It’d be fair to say that most Simpson College students don’t want to cause conflict and would rather skirt around the edges of it than face it head on. That being said, there’s no doubt this year that there has been a fair share of conflict between Simpson’s Student Government Association and our student newspaper, The Simpsonian. It’s been fleshed out, sometimes rationally, sometimes unprofessionally, in opinion articles and blog posts from both sides. Being a class senator and a Simpsonian staff writer over the past year, I often found myself caught in the middle. However, now, I’m a former class senator and a future editor at the Simp and I’m hoping my combined knowledge of both organizations can lead to more harmonious flow between the two.
Before going any further, I need to say, neither side is right or wrong.
In the final edition of the year, the editorial staff of the Simp wrote a column entitled “Thumbs are up and down for 2010-2011,” in which the staff writes,
The communication between students, student groups and Student Government Association (SGA) was lacking this year. The frustration of who got what money all seemed to be a game of who was best liked or who was the most persistent. Things were not consistent throughout the year, which led to more frustration and misunderstanding.
To address the first point, I think one of SGA’s greatest accomplishments this year has been its creation and updating of its blog, its video blog and its social media platforms including Facebook and Twitter (with every meeting being live-tweeted). With news and content from SGA available on almost every platform a student could access, the “lack of communication” argument simply isn’t valid.
Not to say that the Simp writers don’t have a point. Consistency in how different groups were treated when requesting funding has been an issue, complicated even more by a little-understood finance code in need of a few revisions. In the final student government meetings of the year, discussion on revisions of the finance code revolved around developing two separate codes: one for groups requesting money during the spring budget hearings and a second for groups coming throughout the year requesting money from SGA’s operating budget for specific events or activities. This seems to be the most reasonable proposal brought forth, however, it will be up to next year’s senate and the students at large to ensure that new regulations be put in place.

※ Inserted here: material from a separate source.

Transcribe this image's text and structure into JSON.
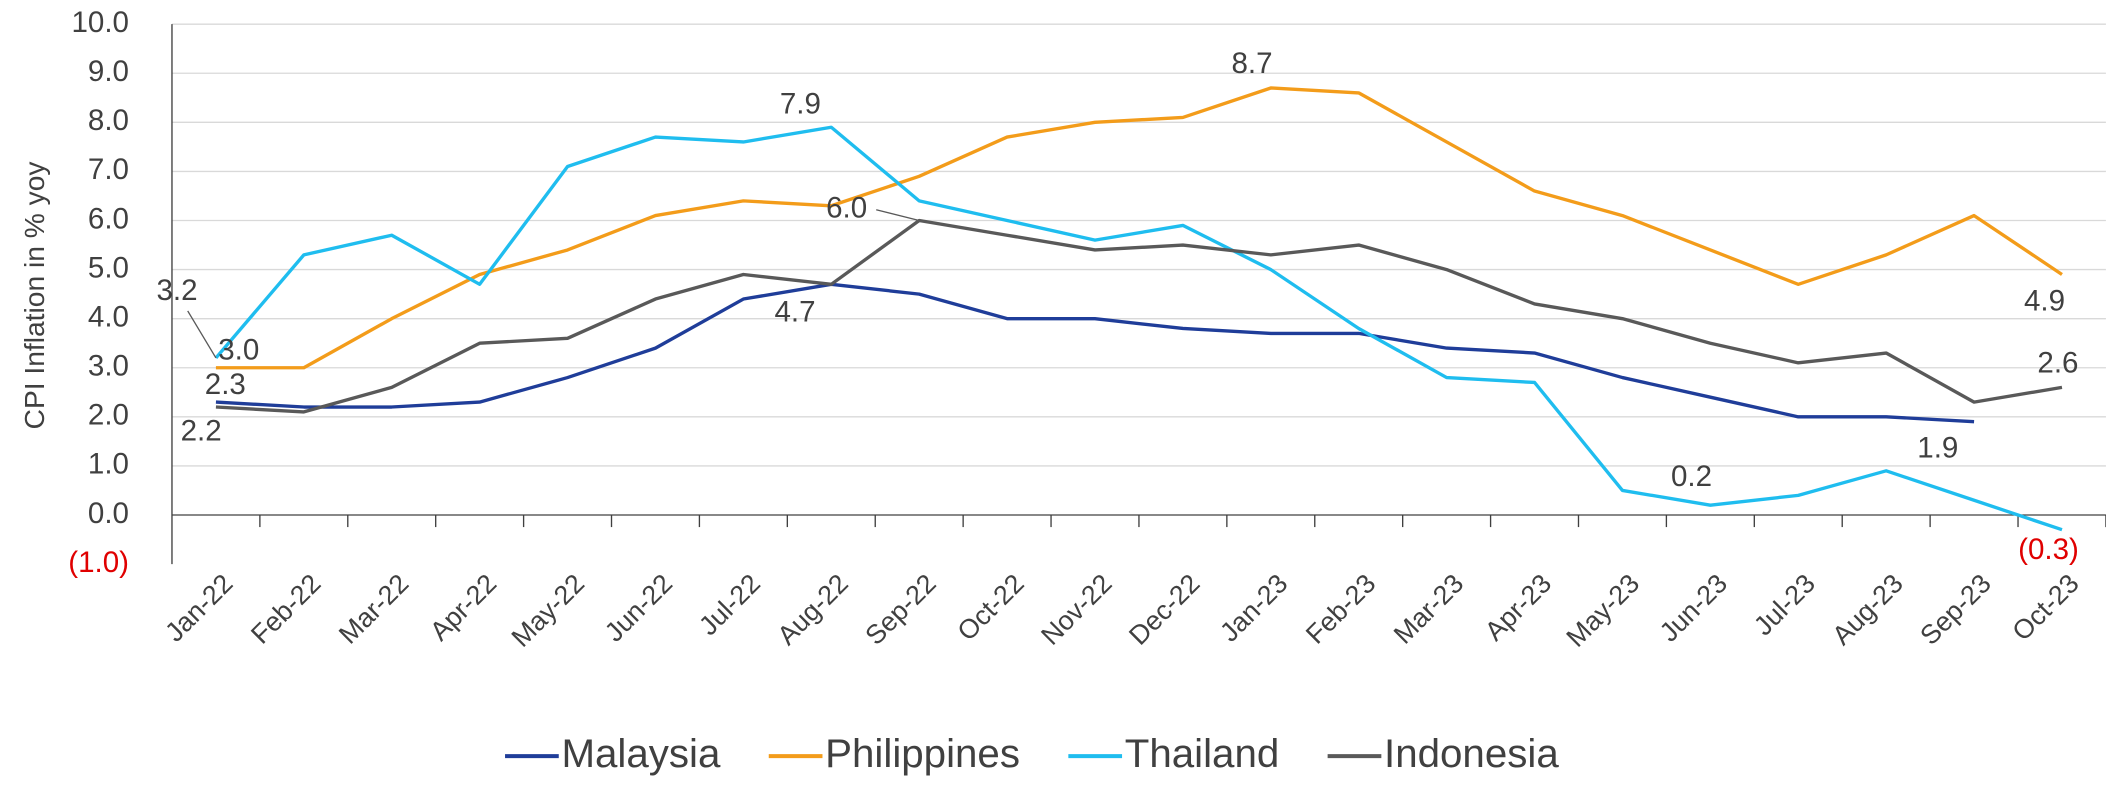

So if the communication issue is not as big of an issue as previously believed and next year’s senate works to solve the consistency issue, then what else needs to happen to encourage cooperation between the Simp and SGA? On the part of the Simp, I think it’s essential to have a reporter present at SGA meetings. Perhaps this will fall under my authority (as next year’s Perspectives editor I’ve contemplated running a bi-weekly or weekly column on SGA) or will be traded between different reporters. However, as a senator, I’ve seen the nuances, the discussion and sometimes, the confusion that can take place during SGA meetings. To report fairly on the proceedings, it’s essential to have reporters and writers observe and record the various points and arguments discussed during an SGA vote.
Both of these organizations consider themselves to be advocates for students and watchdogs of the administration. Many opportunities exist for cooperation between the two groups in the form of hosting joint forum events or Q&A sessions with administrators. Of course, the Simp always has a duty to report honestly on SGA proceedings and decisions and SGA has the responsibility to make the decisions it thinks are right, even in the face of negative press. Yet in the end, a strong student press and a strong student government working to understand and cooperate with each other can only bring about positive benefits for the Simpson community.